Mayor leads in funds, not polls

Mayor John DeStefano Jr.’s campaign for governor is gaining financial momentum, with $1.79 million in contributions already raised — more than any other candidate currently in the race. But polling indicates that DeStefano, along with the other declared Democratic gubernatorial candidates, lags far behind Republican Gov. M. Jodi Rell in popularity.

DeStefano’s fund-raising efforts have put him ahead of Secretary of the State Susan Bysiewicz ’83 and Stamford Mayor Dannel Malloy, the other Democrats who have officially declared their candidacy. More than a year before the election, DeStefano has already raised more money than 2002 Democratic nominee Bill Curry did in his failed campaign against Republican Gov. John Rowland.

The race could soon get more crowded though, with two Democrats, attorney general Richard Blumenthal LAW ’73 and lieutenant governor Kevin Sullivan, still contemplating running. U.S. Sen. Christopher Dodd has also been rumored to have considered a gubernatorial bid, though he has consistently denied plans to run.

Meanwhile, Rell has maintained record-high approval ratings — 80 percent among Connecticut voters, as of the latest Quinnipiac University poll results, released last week. The governor, who earns high points for integrity with Connecticut residents in the poll, has not yet decided whether she will run in 2006.

According to the Quinnipiac poll, Rell would dominate any of the currently declared Democratic candidates, including DeStefano, if the election were held today. The poll, which has a 2.5 percent margin of error, concluded that Rell would defeat Bysiewicz by a 64-21 margin, DeStefano 66-19, and Malloy 66-17.

According to Quinnipiac poll director Doug Schwartz, one key reason for DeStefano’s lag behind Rell is that his popularity is concentrated locally.

“[DeStefano] would get trounced if the election were held today, but some of that is due to lack of recognition,” Schwartz said.

Sullivan is in a similar position, down 64-22, while Dodd’s support seems to have fallen off since the last Quinnipiac poll on the 2006 governor’s race, which was taken in November. In that poll, Dodd and Rell were running neck-and-neck, with Rell leading 45-43. The new poll indicates Rell now has a 50-39 advantage over Dodd. Meanwhile, support for Blumenthal has increased, putting him at the top of the Democratic pack, three points behind Rell at 46-43.

Despite polling 47 points below Rell — 10 points more than in November — DeStefano campaign manager Shonu Gandhi ’03 said she found the results encouraging.

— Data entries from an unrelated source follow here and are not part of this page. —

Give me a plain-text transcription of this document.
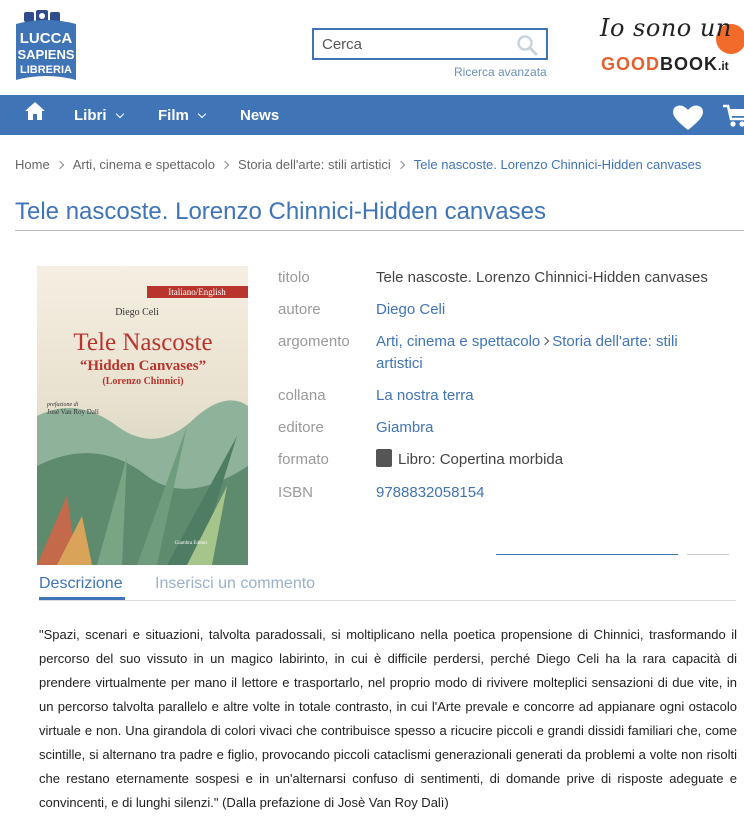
LUCCA
SAPIENS
LIBRERIA
Cerca	Ricerca avanzata
Io sono un
GOODBOOK.it
Libri	Film	News
Home Arti, cinema e spettacolo Storia dell'arte: stili artistici Tele nascoste. Lorenzo Chinnici-Hidden canvases
Tele nascoste. Lorenzo Chinnici-Hidden canvases
Italiano/English
Diego Celi
Tele Nascoste
“Hidden Canvases”
(Lorenzo Chinnici)
prefazione di
José Van Roy Dalì
Giambra Editori
titolo	Tele nascoste. Lorenzo Chinnici-Hidden canvases
autore	Diego Celi
argomento Arti, cinema e spettacolo Storia dell'arte: stili artistici
collana	La nostra terra
editore	Giambra
formato	Libro: Copertina morbida
ISBN	9788832058154
Descrizione Inserisci un commento

"Spazi, scenari e situazioni, talvolta paradossali, si moltiplicano nella poetica propensione di Chinnici, trasformando il percorso del suo vissuto in un magico labirinto, in cui è difficile perdersi, perché Diego Celi ha la rara capacità di prendere virtualmente per mano il lettore e trasportarlo, nel proprio modo di rivivere molteplici sensazioni di due vite, in un percorso talvolta parallelo e altre volte in totale contrasto, in cui l'Arte prevale e concorre ad appianare ogni ostacolo virtuale e non. Una girandola di colori vivaci che contribuisce spesso a ricucire piccoli e grandi dissidi familiari che, come scintille, si alternano tra padre e figlio, provocando piccoli cataclismi generazionali generati da problemi a volte non risolti che restano eternamente sospesi e in un'alternarsi confuso di sentimenti, di domande prive di risposte adeguate e convincenti, e di lunghi silenzi." (Dalla prefazione di Josè Van Roy Dalì)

“What we see as encouraging is that, of the Democrats running, even though the mayor has never run a statewide election before, he’s polling exactly the same as two Democrats who hold statewide office [Bysiewicz and Sullivan],” Gandhi said. “For him to be polling at the same levels that they are really speaks to his promise as a Democratic candidate. There is no Democrat running for governor who has a better chance of defeating Governor Rell at all.”

Tanya Meck, spokesperson for the Bysiewicz campaign, said it is too early in the race for polls to be relevant.

“I don’t know that polls are particularly helpful when you don’t know who’s going to run,” she said.

Meck also said Bysiewicz, though behind DeStefano in total funds raised, with roughly $1.5 million, has a strong base of small contributors and has greater momentum, with more money raised over the last two quarters.

On the other hand, DeStefano raised nearly twice as much as Bysiewicz in the last quarter.

DeStefano’s campaign is focusing on extending the mayor’s recognition beyond New Haven. Fund-raising figures indicate that an increasing proportion of donations to the campaign are coming from outside the greater New Haven area, Gandhi said.

DeStefano is speaking with Democrats statewide and has already met with 35 town committees, mostly in the past four months. In addition, the campaign recently launched an online blog, www.destefanoforct.com, to engage voters in a political dialogue.

“Television has dominated political campaigns for the last 50 years,” Gandhi said. “Through television, politicians talk at people. We really believe the Internet can offer people the chance to communicate back and tell us their ideas.”

Gandhi said the DeStefano campaign will step up efforts and spending to communicate with Connecticut voters through a variety of media, including television, radio, Internet and mail, in 2006.